Two representatives of this Ministry with the matter, who agreed to meet with The Canadian Press provided that their identity not be revealed, stated that a criminal investigation into the actions of the demonstrators had been opened and then quietly dropped after Viktor Yanukovych had fled to Russia.
The two officials described the violence and chaos that reigned outside the embassy. “There was no real obstacle to prevent (the demonstrators) to enter, no real security, reported one of them. Canada sympathized with the protesters at that time, more than the government. ”
The embassy hall was used to treat the wounded during the night of 18 February 2014, before being transferred to hospital by ambulance, despite the acts of violence, including theft of a van by protesters , according to representatives of the Interior Ministry. The vehicle was later found burned, although Ottawa has never acknowledged the facts, they said.

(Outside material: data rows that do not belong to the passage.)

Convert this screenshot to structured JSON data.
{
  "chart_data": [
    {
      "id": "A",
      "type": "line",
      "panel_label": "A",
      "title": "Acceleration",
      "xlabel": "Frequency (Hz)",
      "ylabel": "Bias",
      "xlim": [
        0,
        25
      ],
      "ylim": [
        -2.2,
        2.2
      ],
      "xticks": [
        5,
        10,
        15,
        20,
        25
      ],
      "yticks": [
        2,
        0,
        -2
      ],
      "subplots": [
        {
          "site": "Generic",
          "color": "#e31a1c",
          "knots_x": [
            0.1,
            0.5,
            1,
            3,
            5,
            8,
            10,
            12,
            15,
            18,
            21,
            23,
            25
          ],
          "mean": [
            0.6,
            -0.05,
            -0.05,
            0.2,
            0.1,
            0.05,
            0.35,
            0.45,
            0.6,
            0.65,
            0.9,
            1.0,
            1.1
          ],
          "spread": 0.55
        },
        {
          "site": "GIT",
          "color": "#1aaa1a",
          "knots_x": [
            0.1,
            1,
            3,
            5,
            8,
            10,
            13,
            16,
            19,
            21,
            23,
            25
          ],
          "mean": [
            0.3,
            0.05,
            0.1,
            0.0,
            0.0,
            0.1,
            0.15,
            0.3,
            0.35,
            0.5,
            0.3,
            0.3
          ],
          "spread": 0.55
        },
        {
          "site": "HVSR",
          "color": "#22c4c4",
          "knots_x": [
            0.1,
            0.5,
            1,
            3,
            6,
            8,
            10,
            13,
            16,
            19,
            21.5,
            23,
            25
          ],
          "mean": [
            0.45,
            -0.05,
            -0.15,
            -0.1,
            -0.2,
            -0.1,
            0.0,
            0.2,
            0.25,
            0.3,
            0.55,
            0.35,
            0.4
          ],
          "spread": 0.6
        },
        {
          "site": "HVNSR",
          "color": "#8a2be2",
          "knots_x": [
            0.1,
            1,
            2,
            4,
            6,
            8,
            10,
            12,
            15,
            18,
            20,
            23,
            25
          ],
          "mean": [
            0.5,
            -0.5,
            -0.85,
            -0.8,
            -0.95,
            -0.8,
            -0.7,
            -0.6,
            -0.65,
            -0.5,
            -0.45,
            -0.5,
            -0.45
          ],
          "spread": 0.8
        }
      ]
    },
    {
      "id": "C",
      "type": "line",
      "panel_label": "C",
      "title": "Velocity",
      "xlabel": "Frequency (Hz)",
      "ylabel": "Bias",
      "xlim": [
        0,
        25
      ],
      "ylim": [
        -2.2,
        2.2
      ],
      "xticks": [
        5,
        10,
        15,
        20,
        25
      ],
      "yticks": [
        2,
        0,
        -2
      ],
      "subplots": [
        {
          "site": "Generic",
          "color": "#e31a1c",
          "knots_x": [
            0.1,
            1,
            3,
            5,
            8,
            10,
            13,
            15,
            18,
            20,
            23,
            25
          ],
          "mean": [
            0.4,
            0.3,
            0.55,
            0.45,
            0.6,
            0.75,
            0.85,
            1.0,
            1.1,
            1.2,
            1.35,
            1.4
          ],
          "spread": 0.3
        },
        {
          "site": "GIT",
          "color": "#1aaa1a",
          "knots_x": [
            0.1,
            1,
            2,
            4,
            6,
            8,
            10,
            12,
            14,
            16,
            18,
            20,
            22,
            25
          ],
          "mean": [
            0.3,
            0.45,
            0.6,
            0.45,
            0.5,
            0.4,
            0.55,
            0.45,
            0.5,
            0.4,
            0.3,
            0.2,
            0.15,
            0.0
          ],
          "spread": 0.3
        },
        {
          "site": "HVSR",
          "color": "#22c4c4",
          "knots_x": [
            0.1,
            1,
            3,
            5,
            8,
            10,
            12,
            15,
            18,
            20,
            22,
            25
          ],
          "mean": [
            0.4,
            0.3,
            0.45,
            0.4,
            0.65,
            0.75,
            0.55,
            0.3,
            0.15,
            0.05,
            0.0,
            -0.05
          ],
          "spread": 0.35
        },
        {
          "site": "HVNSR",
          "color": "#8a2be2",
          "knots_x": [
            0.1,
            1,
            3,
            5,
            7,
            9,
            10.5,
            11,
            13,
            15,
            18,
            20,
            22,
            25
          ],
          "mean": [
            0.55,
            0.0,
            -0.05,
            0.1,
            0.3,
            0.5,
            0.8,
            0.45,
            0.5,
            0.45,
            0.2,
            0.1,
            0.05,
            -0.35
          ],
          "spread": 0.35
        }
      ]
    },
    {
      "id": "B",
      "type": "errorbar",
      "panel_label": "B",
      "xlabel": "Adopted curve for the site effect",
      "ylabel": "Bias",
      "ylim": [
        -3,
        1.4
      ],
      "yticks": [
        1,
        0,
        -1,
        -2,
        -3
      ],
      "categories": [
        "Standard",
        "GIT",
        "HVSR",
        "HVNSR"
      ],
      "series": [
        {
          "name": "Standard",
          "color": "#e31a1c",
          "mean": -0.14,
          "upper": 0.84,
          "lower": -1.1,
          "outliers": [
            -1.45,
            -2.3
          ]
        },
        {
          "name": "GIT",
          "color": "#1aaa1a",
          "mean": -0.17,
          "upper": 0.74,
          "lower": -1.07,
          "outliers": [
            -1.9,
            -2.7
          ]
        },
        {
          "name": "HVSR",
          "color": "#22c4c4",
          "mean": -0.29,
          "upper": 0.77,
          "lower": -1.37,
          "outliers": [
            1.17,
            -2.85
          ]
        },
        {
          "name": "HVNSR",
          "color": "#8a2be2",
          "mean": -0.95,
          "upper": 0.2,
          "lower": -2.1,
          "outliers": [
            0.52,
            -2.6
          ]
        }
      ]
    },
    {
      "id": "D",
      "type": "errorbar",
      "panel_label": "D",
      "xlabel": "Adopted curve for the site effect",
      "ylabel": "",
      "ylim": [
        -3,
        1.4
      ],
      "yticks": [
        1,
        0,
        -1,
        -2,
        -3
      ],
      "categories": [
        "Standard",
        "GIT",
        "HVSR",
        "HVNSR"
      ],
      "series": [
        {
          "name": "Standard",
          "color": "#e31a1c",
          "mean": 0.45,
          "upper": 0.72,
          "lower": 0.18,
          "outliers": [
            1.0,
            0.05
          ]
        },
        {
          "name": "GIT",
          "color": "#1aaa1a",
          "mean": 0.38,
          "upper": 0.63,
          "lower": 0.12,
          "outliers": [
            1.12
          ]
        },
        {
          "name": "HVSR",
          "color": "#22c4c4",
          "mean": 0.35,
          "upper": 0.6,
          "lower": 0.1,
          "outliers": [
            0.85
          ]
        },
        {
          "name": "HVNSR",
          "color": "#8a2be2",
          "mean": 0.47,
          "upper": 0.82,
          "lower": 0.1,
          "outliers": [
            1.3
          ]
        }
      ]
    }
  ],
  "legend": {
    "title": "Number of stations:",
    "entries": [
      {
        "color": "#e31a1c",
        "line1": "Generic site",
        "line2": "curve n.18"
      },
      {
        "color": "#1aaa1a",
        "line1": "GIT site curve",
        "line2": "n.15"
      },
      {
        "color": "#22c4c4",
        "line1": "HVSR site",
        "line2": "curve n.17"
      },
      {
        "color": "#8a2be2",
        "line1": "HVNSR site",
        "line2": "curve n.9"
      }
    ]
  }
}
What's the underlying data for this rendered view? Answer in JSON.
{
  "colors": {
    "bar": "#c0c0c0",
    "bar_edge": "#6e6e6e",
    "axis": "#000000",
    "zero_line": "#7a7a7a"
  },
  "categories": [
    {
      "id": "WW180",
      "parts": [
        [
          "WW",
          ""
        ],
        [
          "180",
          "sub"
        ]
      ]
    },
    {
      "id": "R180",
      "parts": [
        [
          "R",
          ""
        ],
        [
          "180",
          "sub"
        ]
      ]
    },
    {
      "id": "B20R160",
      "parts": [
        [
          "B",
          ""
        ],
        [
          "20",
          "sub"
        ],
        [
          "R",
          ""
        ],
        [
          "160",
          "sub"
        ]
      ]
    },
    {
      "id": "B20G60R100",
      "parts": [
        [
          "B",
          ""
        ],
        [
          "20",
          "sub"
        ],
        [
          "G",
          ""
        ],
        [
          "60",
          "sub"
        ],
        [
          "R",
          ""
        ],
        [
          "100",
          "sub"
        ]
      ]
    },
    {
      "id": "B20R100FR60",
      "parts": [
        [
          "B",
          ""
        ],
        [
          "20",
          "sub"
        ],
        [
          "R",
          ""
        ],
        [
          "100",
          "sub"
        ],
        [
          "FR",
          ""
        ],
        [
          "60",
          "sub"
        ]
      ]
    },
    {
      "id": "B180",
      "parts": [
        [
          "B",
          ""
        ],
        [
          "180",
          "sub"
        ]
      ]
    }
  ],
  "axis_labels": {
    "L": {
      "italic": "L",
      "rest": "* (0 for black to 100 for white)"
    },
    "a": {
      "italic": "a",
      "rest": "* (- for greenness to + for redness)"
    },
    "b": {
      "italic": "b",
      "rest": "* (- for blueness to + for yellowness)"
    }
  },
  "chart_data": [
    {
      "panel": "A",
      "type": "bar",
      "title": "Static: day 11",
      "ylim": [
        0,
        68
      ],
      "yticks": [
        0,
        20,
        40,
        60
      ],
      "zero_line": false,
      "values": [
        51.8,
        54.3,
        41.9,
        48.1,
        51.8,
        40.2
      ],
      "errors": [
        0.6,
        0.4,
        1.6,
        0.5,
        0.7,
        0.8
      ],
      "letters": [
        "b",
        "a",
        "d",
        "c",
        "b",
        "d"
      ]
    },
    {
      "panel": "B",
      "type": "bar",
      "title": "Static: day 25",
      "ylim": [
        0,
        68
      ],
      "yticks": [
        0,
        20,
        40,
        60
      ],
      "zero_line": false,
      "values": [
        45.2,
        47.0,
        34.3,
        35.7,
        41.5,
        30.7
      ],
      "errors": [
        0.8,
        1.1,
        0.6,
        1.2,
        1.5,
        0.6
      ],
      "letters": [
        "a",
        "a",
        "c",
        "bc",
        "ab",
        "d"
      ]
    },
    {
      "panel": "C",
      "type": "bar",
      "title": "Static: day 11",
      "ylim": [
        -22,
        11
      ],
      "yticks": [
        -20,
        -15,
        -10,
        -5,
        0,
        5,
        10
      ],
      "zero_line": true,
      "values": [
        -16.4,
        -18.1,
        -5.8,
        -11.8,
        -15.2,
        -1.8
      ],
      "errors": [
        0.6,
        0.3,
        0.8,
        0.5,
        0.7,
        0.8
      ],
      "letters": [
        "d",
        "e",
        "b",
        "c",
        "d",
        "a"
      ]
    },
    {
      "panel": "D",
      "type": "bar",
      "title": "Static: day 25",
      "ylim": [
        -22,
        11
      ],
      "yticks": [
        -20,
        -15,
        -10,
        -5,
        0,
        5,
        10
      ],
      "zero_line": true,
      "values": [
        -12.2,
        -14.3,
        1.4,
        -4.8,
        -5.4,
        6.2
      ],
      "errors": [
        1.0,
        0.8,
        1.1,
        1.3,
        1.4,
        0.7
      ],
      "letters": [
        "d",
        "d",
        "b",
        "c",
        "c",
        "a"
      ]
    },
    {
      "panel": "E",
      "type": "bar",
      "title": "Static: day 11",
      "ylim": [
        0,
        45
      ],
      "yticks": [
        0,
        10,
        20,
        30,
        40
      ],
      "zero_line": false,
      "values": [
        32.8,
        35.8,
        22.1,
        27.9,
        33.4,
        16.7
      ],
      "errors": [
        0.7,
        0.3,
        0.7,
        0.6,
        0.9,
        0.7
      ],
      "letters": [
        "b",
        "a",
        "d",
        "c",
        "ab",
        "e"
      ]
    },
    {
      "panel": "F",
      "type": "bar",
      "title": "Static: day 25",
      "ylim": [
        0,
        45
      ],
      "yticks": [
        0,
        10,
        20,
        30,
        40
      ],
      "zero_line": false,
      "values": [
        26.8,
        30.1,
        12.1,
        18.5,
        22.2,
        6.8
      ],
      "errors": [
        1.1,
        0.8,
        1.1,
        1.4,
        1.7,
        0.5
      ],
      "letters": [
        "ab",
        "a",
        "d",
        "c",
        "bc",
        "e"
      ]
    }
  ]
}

The same day, a spokesman for the Foreign Minister at the time, John Baird, had admitted that the demonstrators were in the building’s reception area. He said they had found “refuge” and were “peaceful and had not caused any damage or harm to personnel.”
After this initial report, it was radio silence. The embassy was closed and remained during the uprising that led to the flight of President Yanukovych to Russia, February 22.